What Cities Actually Want from Trump to Fight Crime
"The program that eventually got Fowlkes to see himself differently-persuading him to leave his street corner and pursue job training after years of cycling in and out of jail-was among several community-violence-intervention initiatives that Donald Trump's administration abruptly defunded earlier this year. Trump, who has threatened to send federal troops into what he calls the "Crime Drenched City of Baltimore," is instead relying on a crime-prevention strategy that treats people like Fowlkes, city leaders and criminal-justice experts told me, as irredeemable."

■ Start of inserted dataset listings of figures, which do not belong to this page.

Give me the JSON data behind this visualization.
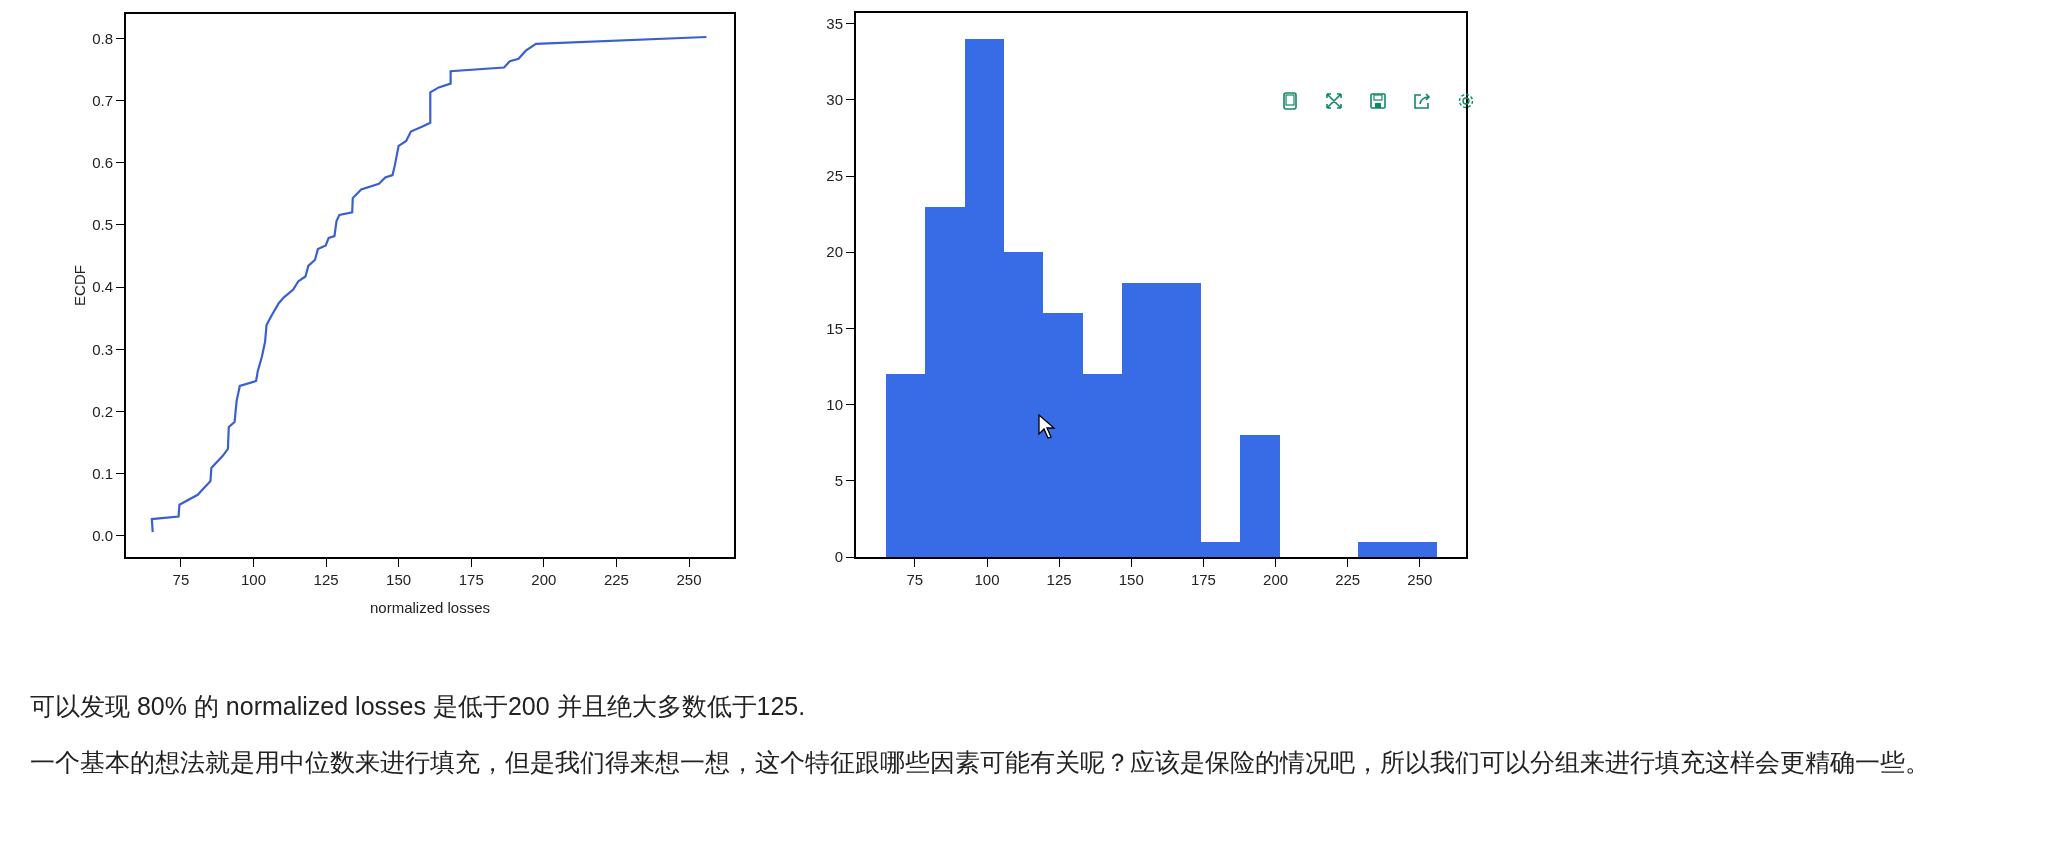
{
  "chart_data": [
    {
      "type": "line",
      "xlabel": "normalized losses",
      "ylabel": "ECDF",
      "xlim": [
        56.1,
        265.5
      ],
      "ylim": [
        -0.034,
        0.839
      ],
      "xticks": [
        75,
        100,
        125,
        150,
        175,
        200,
        225,
        250
      ],
      "yticks": [
        {
          "value": 0,
          "label": "0.0"
        },
        0.1,
        0.2,
        0.3,
        0.4,
        0.5,
        0.6,
        0.7,
        0.8
      ],
      "grid": false,
      "marker": "none",
      "line_style": "solid",
      "series": [
        {
          "color": "#3a5fd0",
          "x": [
            65.3,
            65,
            74.2,
            74.5,
            80.8,
            83.2,
            85.2,
            85.5,
            89.5,
            91.2,
            91.5,
            93.5,
            94.2,
            95.3,
            100.9,
            101.5,
            102.9,
            104,
            104.5,
            106.2,
            108.7,
            110.4,
            113.7,
            115.4,
            117.9,
            118.9,
            121.2,
            122.2,
            124.9,
            125.9,
            127.9,
            128.6,
            129.6,
            134,
            134.2,
            137.1,
            143.2,
            145.4,
            147.9,
            148.7,
            150,
            152.6,
            154.2,
            158.2,
            160.9,
            160.9,
            163.8,
            167.9,
            167.9,
            186.3,
            188.3,
            191.3,
            193.8,
            197.3,
            256
          ],
          "values": [
            0.006,
            0.027,
            0.031,
            0.05,
            0.066,
            0.078,
            0.088,
            0.109,
            0.129,
            0.14,
            0.175,
            0.183,
            0.217,
            0.241,
            0.249,
            0.265,
            0.288,
            0.312,
            0.339,
            0.354,
            0.374,
            0.383,
            0.396,
            0.409,
            0.417,
            0.434,
            0.444,
            0.461,
            0.467,
            0.479,
            0.482,
            0.506,
            0.516,
            0.52,
            0.543,
            0.557,
            0.566,
            0.576,
            0.58,
            0.596,
            0.627,
            0.635,
            0.65,
            0.658,
            0.664,
            0.713,
            0.721,
            0.727,
            0.747,
            0.753,
            0.763,
            0.767,
            0.78,
            0.791,
            0.802
          ]
        }
      ]
    },
    {
      "type": "histogram",
      "xlim": [
        54.6,
        266
      ],
      "ylim": [
        0,
        35.7
      ],
      "xticks": [
        75,
        100,
        125,
        150,
        175,
        200,
        225,
        250
      ],
      "yticks": [
        0,
        5,
        10,
        15,
        20,
        25,
        30,
        35
      ],
      "grid": false,
      "color": "#386ce6",
      "bins": [
        65,
        78.64,
        92.29,
        105.93,
        119.57,
        133.21,
        146.86,
        160.5,
        174.14,
        187.79,
        201.43,
        215.07,
        228.71,
        242.36,
        256
      ],
      "values": [
        12,
        23,
        34,
        20,
        16,
        12,
        18,
        18,
        1,
        8,
        0,
        0,
        1,
        1
      ],
      "annotations": [
        "可以发现 80% 的 normalized losses 是低于200 并且绝大多数低于125.",
        "一个基本的想法就是用中位数来进行填充，但是我们得来想一想，这个特征跟哪些因素可能有关呢？应该是保险的情况吧，所以我们可以分组来进行填充这样会更精确一些。"
      ]
    }
  ]
}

""They were rough, rough and tough. But we're rougher and tougher," he said. "Look at these people here. They're not going to be your local school teacher. Look at this guy. He has killed people numerous times. They're not going to be an asset. They will never be an asset to society. I don't care. I know we all want to say, 'Oh, they're going to be rehabbed.' It's not going to be rehabbed.""
Justin Fowlkes was shot twice — first by a stray bullet at a bus stop and later as an intended target that struck his shoulder. Fowlkes prepared mentally for street violence and felt like a "dead man walking." A community-violence-intervention program persuaded Fowlkes to leave his street corner and pursue job training after years of cycling in and out of jail. The Trump administration abruptly defunded several such intervention initiatives earlier this year. Trump threatened to deploy federal troops to Baltimore and held up a photograph of alleged criminals while asserting that some people will never be rehabilitated. The administration emphasized a punitive crime-prevention strategy that treats people involved in street life as irredeemable.